# She needs a home



## Crazy Kian (Aug 10, 2009)

I wish I could take her but my gf said not now 

http://www.4leggedlove.com/adoption.htm


----------



## Lisa (Feb 18, 2009)

Kian and Kali....sounds very good together!


----------



## grahama (May 4, 2009)

If I was in Canada I would have her. My wife was very interested but I just tested the water with the advert to see how she liked the idea. mmmmmmmmmm, is another V on the cards ???


----------



## gunnr (Aug 14, 2009)

She's a beautiful dog. I really hope someone can provide a home for her.

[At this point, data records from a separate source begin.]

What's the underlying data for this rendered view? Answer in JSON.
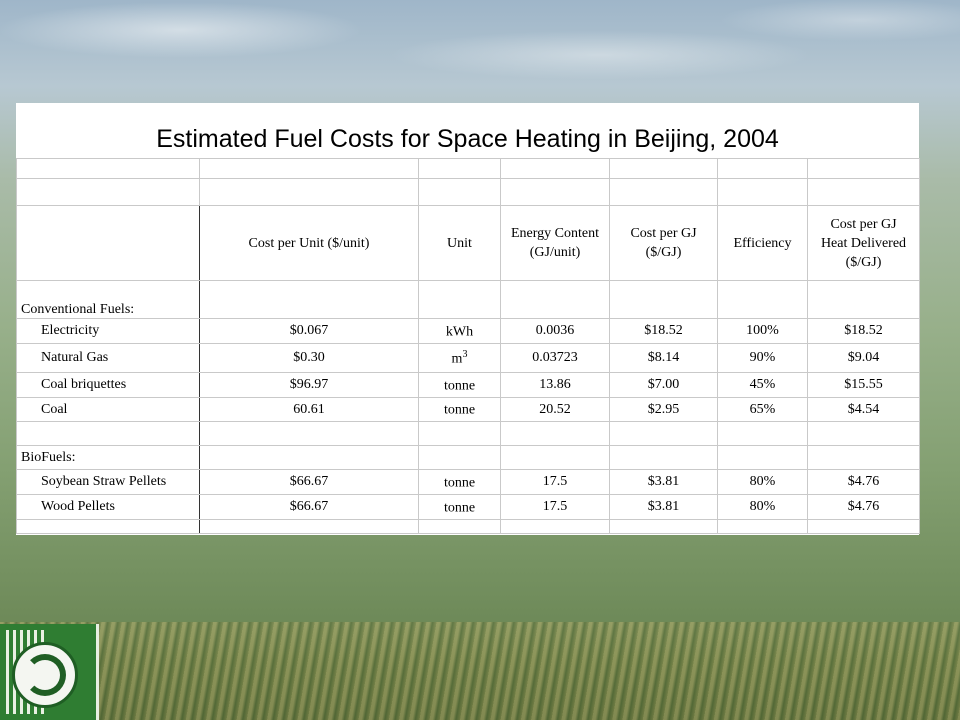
{
  "title": "Estimated Fuel Costs for Space Heating in Beijing, 2004",
  "headers": {
    "cost_per_unit": "Cost per Unit ($/unit)",
    "unit": "Unit",
    "energy_content": [
      "Energy Content",
      "(GJ/unit)"
    ],
    "cost_per_gj": [
      "Cost per GJ",
      "($/GJ)"
    ],
    "efficiency": "Efficiency",
    "cost_delivered": [
      "Cost per GJ",
      "Heat Delivered",
      "($/GJ)"
    ]
  },
  "sections": [
    {
      "label": "Conventional Fuels:",
      "rows": [
        {
          "name": "Electricity",
          "cost": "$0.067",
          "unit": "kWh",
          "unit_sup": "",
          "energy": "0.0036",
          "cost_gj": "$18.52",
          "eff": "100%",
          "delivered": "$18.52"
        },
        {
          "name": "Natural Gas",
          "cost": "$0.30",
          "unit": "m",
          "unit_sup": "3",
          "energy": "0.03723",
          "cost_gj": "$8.14",
          "eff": "90%",
          "delivered": "$9.04"
        },
        {
          "name": "Coal briquettes",
          "cost": "$96.97",
          "unit": "tonne",
          "unit_sup": "",
          "energy": "13.86",
          "cost_gj": "$7.00",
          "eff": "45%",
          "delivered": "$15.55"
        },
        {
          "name": "Coal",
          "cost": "60.61",
          "unit": "tonne",
          "unit_sup": "",
          "energy": "20.52",
          "cost_gj": "$2.95",
          "eff": "65%",
          "delivered": "$4.54"
        }
      ]
    },
    {
      "label": "BioFuels:",
      "rows": [
        {
          "name": "Soybean Straw Pellets",
          "cost": "$66.67",
          "unit": "tonne",
          "unit_sup": "",
          "energy": "17.5",
          "cost_gj": "$3.81",
          "eff": "80%",
          "delivered": "$4.76"
        },
        {
          "name": "Wood Pellets",
          "cost": "$66.67",
          "unit": "tonne",
          "unit_sup": "",
          "energy": "17.5",
          "cost_gj": "$3.81",
          "eff": "80%",
          "delivered": "$4.76"
        }
      ]
    }
  ]
}
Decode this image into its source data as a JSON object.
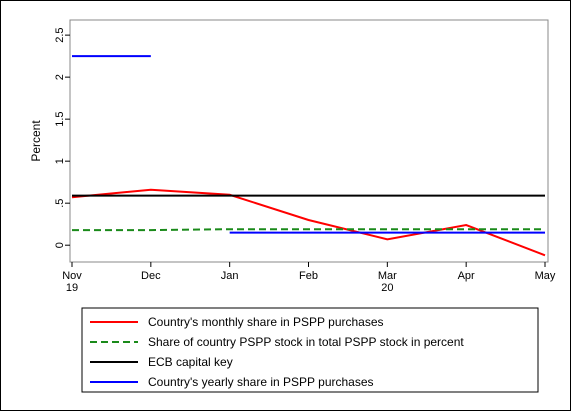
{
  "chart_data": {
    "type": "line",
    "y_label": "Percent",
    "categories": [
      "Nov 19",
      "Dec",
      "Jan",
      "Feb",
      "Mar 20",
      "Apr",
      "May"
    ],
    "ylim": [
      -0.2,
      2.68
    ],
    "yticks": [
      0,
      {
        "value": 0.5,
        "label": ".5"
      },
      1,
      1.5,
      2,
      2.5
    ],
    "series": [
      {
        "name": "Country's monthly share in PSPP purchases",
        "color": "#ff0000",
        "dash": "solid",
        "values": [
          0.57,
          0.66,
          0.6,
          0.3,
          0.07,
          0.24,
          -0.12
        ]
      },
      {
        "name": "Share of country PSPP stock in total PSPP stock in percent",
        "color": "#1a8a1a",
        "dash": "dashed",
        "values": [
          0.18,
          0.18,
          0.19,
          0.19,
          0.19,
          0.19,
          0.19
        ]
      },
      {
        "name": "ECB capital key",
        "color": "#000000",
        "dash": "solid",
        "values": [
          0.59,
          0.59,
          0.59,
          0.59,
          0.59,
          0.59,
          0.59
        ]
      },
      {
        "name": "Country's yearly share in PSPP purchases",
        "color": "#0000ff",
        "dash": "solid",
        "values": [
          2.25,
          2.25,
          0.15,
          0.15,
          0.15,
          0.15,
          0.15
        ],
        "breaks": [
          2
        ]
      }
    ]
  }
}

Sometimes folks are reticent to adopt an older dog believing that they absolutely must start with a puppy. This really is not true.
My two dogs came to me at 2 years old ( Tika), and 11months old (Gunnr). The experience of taking an "older" dog and incorporating them into the household has been phenomenol. I thinkl I've actually learned more about V's in the last 10 months than the past ten years. They've really taught me alot. 
I had my "formula" for starting puppies out down pretty well, but starting out an older, stronger, dog made me have step outside my box, and really look at them and think about how to get to the next step.
There was a point where both of them, indivdually, decided that "this was where they wanted to be", and that they wanted to be part of the household, and family. It was a cool moment.


----------



## Kailua (Feb 12, 2009)

I just emailed the agency for more info. Kali sounds like a great dog. The only problem would be shipping her to Hawaii. I can only imagine the airline fee .


----------